Het gevoel voor vorm, dat centraal staat in het concept van artistieke visie, komt op de een of andere manier in contact met de fundamenten van de nationale perceptie. In een bredere context kan artistieke visie worden begrepen als genererende bron van algemene culturele mentaliteit tijdperk. Ideeën over de vergelijkbare inhoud van de concepten van artistieke vorm en artistieke visie werden al veel eerder uitgedrukt door A. Schlegel, die het mogelijk achtte om niet alleen over stijl Barok, maar ook over gevoel van leven Barok, en zelfs persoon barok. Een goed gefundeerd idee van artistieke visie dus grensbegrip die zowel intra-artistieke als algemene culturele conditionering in zich dragen.

Hoewel de evolutionaire processen in de artistieke creativiteit nooit zijn gestopt, is het in de kunst niet moeilijk om tijdperken van intense zoektocht en tijdperken met tragere verbeeldingskracht te ontdekken. Het probleem is dat we in deze geschiedenis van soorten artistieke visies niet alleen het consistente proces van het oplossen van artistieke problemen zelf kunnen onderscheiden, zoals deze of gene auteur ze heeft begrepen, maar ook de sleutel kunnen vinden tot het realiseren van de universaliteit van de cultuur die geboorte gaf aan om door te dringen in de culturele ontologie van het menselijk bewustzijn, opererend in een bepaalde tijd en ruimte. Met de voortgang van de geschiedenis wordt het beschouwde probleem steeds complexer, omdat met de uitbreiding van het arsenaal aan technieken dat al door de kunst is ontdekt, ook het vermogen tot zelfaandrijving van artistieke creativiteit toeneemt. De noodzaak om weerstand te bieden aan de afstomping van de waarneming en om een ​​intense impact op de kijker te bereiken, dwingt elke kunstenaar zijn creatieve technieken te veranderen; Bovendien bepaalt elk gevonden effect op zichzelf een nieuw artistiek effect. Dit blijkt viutriartistieke conditionering veranderende soorten artistieke visie.
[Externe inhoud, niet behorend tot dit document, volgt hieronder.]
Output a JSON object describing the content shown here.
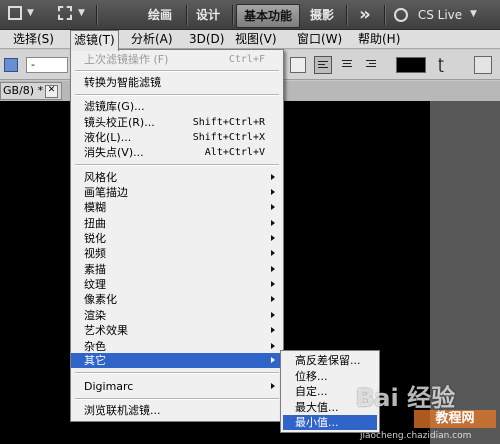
{
  "workspace_bar": {
    "items": [
      "绘画",
      "设计",
      "基本功能",
      "摄影"
    ],
    "overflow_label": "»",
    "cs_live": "CS Live"
  },
  "menu_bar": [
    "选择(S)",
    "滤镜(T)",
    "分析(A)",
    "3D(D)",
    "视图(V)",
    "窗口(W)",
    "帮助(H)"
  ],
  "options_bar": {
    "font_field": "-"
  },
  "document_tab": "GB/8) * ",
  "filter_menu": {
    "last_filter": {
      "label": "上次滤镜操作 (F)",
      "shortcut": "Ctrl+F"
    },
    "smart_filter": "转换为智能滤镜",
    "group_a": [
      {
        "label": "滤镜库(G)...",
        "shortcut": ""
      },
      {
        "label": "镜头校正(R)...",
        "shortcut": "Shift+Ctrl+R"
      },
      {
        "label": "液化(L)...",
        "shortcut": "Shift+Ctrl+X"
      },
      {
        "label": "消失点(V)...",
        "shortcut": "Alt+Ctrl+V"
      }
    ],
    "group_b": [
      "风格化",
      "画笔描边",
      "模糊",
      "扭曲",
      "锐化",
      "视频",
      "素描",
      "纹理",
      "像素化",
      "渲染",
      "艺术效果",
      "杂色",
      "其它"
    ],
    "digimarc": "Digimarc",
    "browse_online": "浏览联机滤镜..."
  },
  "other_submenu": [
    "高反差保留...",
    "位移...",
    "自定...",
    "最大值...",
    "最小值..."
  ],
  "watermark": {
    "main": "Bai 经验",
    "sub": "教程网",
    "url": "jiaocheng.chazidian.com"
  },
  "colors": {
    "highlight": "#3064c8",
    "menu_bg": "#f0f0f0",
    "workspace_bar": "#4a4a4a"
  }
}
De elementen van de vorm van een kunstwerk fungeren niet als een willekeurige versiering van de inhoud, ze worden diep vooraf bepaald door de algemene spirituele oriëntatie van de tijd, de specifieke kenmerken van zijn artistieke visie. In elk tijdperk – zowel met een intense als met een trage verbeelding – kun je actieve trends in de artistieke vorm waarnemen, die getuigen van de cultureel-creatieve capaciteiten ervan. Cultureel(of cultuurcreërende) mogelijkheden van kunst verschijnen wanneer nieuwe idealen, oriëntaties en smaken ontstaan ​​en ontkiemen op het artistieke grondgebied, die zich vervolgens in de breedte verspreiden en worden opgepikt door andere cultuursferen. In die zin praten ze over culturele typischheid kunst, rekening houdend met het feit dat kunst zich, in tegenstelling tot andere vormen van cultuur, in zichzelf ophoopt alle aspecten van cultuur - materieel en spiritueel, intuïtief en logisch, emotioneel en rationeel.

  • Wolflin G. Basisbegrippen uit de kunstgeschiedenis. M.; L., 1930. P. 7.
  • Benesh O. Kunst Noordelijke Renaissance. De verbindingen met moderne spirituele en intellectuele stromingen. M., 1973. S. 170, 172.